Other contributing factors to headache are: Glare from computer and other tech devices’ screens Dehydration Irregular eating and sleeping patterns Loud, continuous noise Medications Food sensitivities Dental or sinus issues Viral infections Hormone imbalances Too severe, or lack of physical activity Recreational drug and alcohol use Anxiety and stress One of the first steps we can take to alleviate postural headaches is to bring the head back into alignment with the rest of the spine. This is done by lining up the flap in front of the ear hole with the center of the base of the neck when looking at yourself from the side. Its great if you can have someone take a look at you, and if needed help to move your head into this position so you can see and feel the correct head and neck placement.
Then, activate your upper back muscles.

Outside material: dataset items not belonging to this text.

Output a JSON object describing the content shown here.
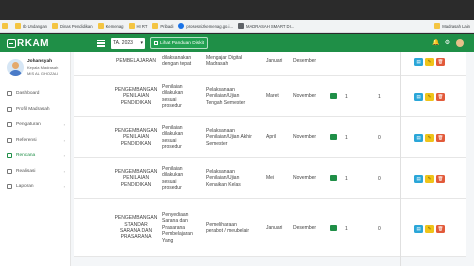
{
  "bookmarks": [
    {
      "label": "",
      "icon": "folder-icon"
    },
    {
      "label": "Ib Undangan",
      "icon": "folder-icon"
    },
    {
      "label": "Dinas Pendidikan",
      "icon": "folder-icon"
    },
    {
      "label": "Kemenag",
      "icon": "folder-icon"
    },
    {
      "label": "HI RT",
      "icon": "folder-icon"
    },
    {
      "label": "Pribadi",
      "icon": "folder-icon"
    },
    {
      "label": "prosesnizkemenag.go.i...",
      "icon": "gov-icon"
    },
    {
      "label": "MADRASAH SMART DI...",
      "icon": "app-icon"
    },
    {
      "label": "Madrasah Lain",
      "icon": "folder-icon"
    }
  ],
  "header": {
    "logo_text": "RKAM",
    "year_select": "TA. 2023",
    "guide_button": "Lihat Panduan Diskit"
  },
  "user": {
    "name": "Johansyah",
    "role": "Kepala Madrasah",
    "school": "MIS AL GHOZALI"
  },
  "sidebar": {
    "items": [
      {
        "label": "Dashboard",
        "icon": "dashboard-icon",
        "chevron": false,
        "active": false
      },
      {
        "label": "Profil Madrasah",
        "icon": "school-icon",
        "chevron": false,
        "active": false
      },
      {
        "label": "Pengaturan",
        "icon": "settings-icon",
        "chevron": true,
        "active": false
      },
      {
        "label": "Referensi",
        "icon": "reference-icon",
        "chevron": true,
        "active": false
      },
      {
        "label": "Rencana",
        "icon": "plan-icon",
        "chevron": true,
        "active": true
      },
      {
        "label": "Realisasi",
        "icon": "realization-icon",
        "chevron": true,
        "active": false
      },
      {
        "label": "Laporan",
        "icon": "report-icon",
        "chevron": true,
        "active": false
      }
    ]
  },
  "table": {
    "rows": [
      {
        "program": [
          "PEMBELAJARAN"
        ],
        "description": [
          "dilaksanakan",
          "dengan tepat"
        ],
        "kegiatan": [
          "Mengajar Digital",
          "Madrasah"
        ],
        "start": "Januari",
        "end": "Desember",
        "n1": "",
        "n2": ""
      },
      {
        "program": [
          "PENGEMBANGAN",
          "PENILAIAN",
          "PENDIDIKAN"
        ],
        "description": [
          "Penilaian",
          "dilakukan",
          "sesuai",
          "prosedur"
        ],
        "kegiatan": [
          "Pelaksanaan",
          "Penilaian/Ujian",
          "Tengah Semester"
        ],
        "start": "Maret",
        "end": "November",
        "n1": "1",
        "n2": "1"
      },
      {
        "program": [
          "PENGEMBANGAN",
          "PENILAIAN",
          "PENDIDIKAN"
        ],
        "description": [
          "Penilaian",
          "dilakukan",
          "sesuai",
          "prosedur"
        ],
        "kegiatan": [
          "Pelaksanaan",
          "Penilaian/Ujian Akhir",
          "Semester"
        ],
        "start": "April",
        "end": "November",
        "n1": "1",
        "n2": "0"
      },
      {
        "program": [
          "PENGEMBANGAN",
          "PENILAIAN",
          "PENDIDIKAN"
        ],
        "description": [
          "Penilaian",
          "dilakukan",
          "sesuai",
          "prosedur"
        ],
        "kegiatan": [
          "Pelaksanaan",
          "Penilaian/Ujian",
          "Kenaikan Kelas"
        ],
        "start": "Mei",
        "end": "November",
        "n1": "1",
        "n2": "0"
      },
      {
        "program": [
          "PENGEMBANGAN",
          "STANDAR",
          "SARANA DAN",
          "PRASARANA"
        ],
        "description": [
          "Penyediaan",
          "Sarana dan",
          "Prasarana",
          "Pembelajaran",
          "Yang"
        ],
        "kegiatan": [
          "Pemeliharaan",
          "perabot / meubelair"
        ],
        "start": "Januari",
        "end": "Desember",
        "n1": "1",
        "n2": "0"
      }
    ]
  }
}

You don’t want to throw yourself into a “military posture” with the chest puffed out, but use your back muscles to slide your shoulder blades down over your ribs and gently open your collar bones up to help open the chest out of a slouch.
Thirdly, engage your abdominals by imagining you can draw your navel into the back of your pelvis. This action alone takes so much strain off the low back while improving posture at the same time. Now, you’ll be able to draw in deeper breaths (shallow breathing is another cause of headaches) because the spine is lengthened, the head and neck are in alignment, and the rib cage is opened up, ready to allow those lungs to fill with air.
Check yourself regularly while you’re on the computer, your cell phone, driving, or just going about your daily tasks and movements. If you find you could drive your car with your chin, you’ll know you’ve got a good case of the “C-Curve” going on! See if you can draw the back of your skull toward your headrest. Hold your cell phone up in alignment with your eyes to keep your chin level, not constantly looking downward at the phone. Try not to peer into your computer screen while you work, again, keeping your head lined up over the base of your neck. Do the same while watching TV or eating if you can. All of these posture remedies can help to alleviate headaches, and backaches to boot.
Some other useful tips may be to have your workstation or office ergonomically corrected so that your desk, computer, and desk chair are adapted to your body. Some folks find that a sitting to standing desk has been a great help with posture, and not peering into the computer screen as much as they would if they were constantly sitting at a desk. Try to incorporate more stretching into your day. Simply by doing some shoulder rolls, rotating your spine, or moving your rib cage from side to side will give tense muscles a “breather”, and help to put them into a more aligned, and correct posture pattern. Even that deep breath we mentioned a bit ago can help to ease tight muscles around the shoulders, neck, jaw, and face.
If you seem to find that headaches are more frequent , last longer, or are more intense, please visit your Health Care Provider for a diagnosis of what those symptoms may mean. Headaches are never pleasant, but there are things we can do to help ease symptoms or eliminate them altogether. Good posture is a great tool in the “get rid of headaches toolbox”. Cheers and Be Well.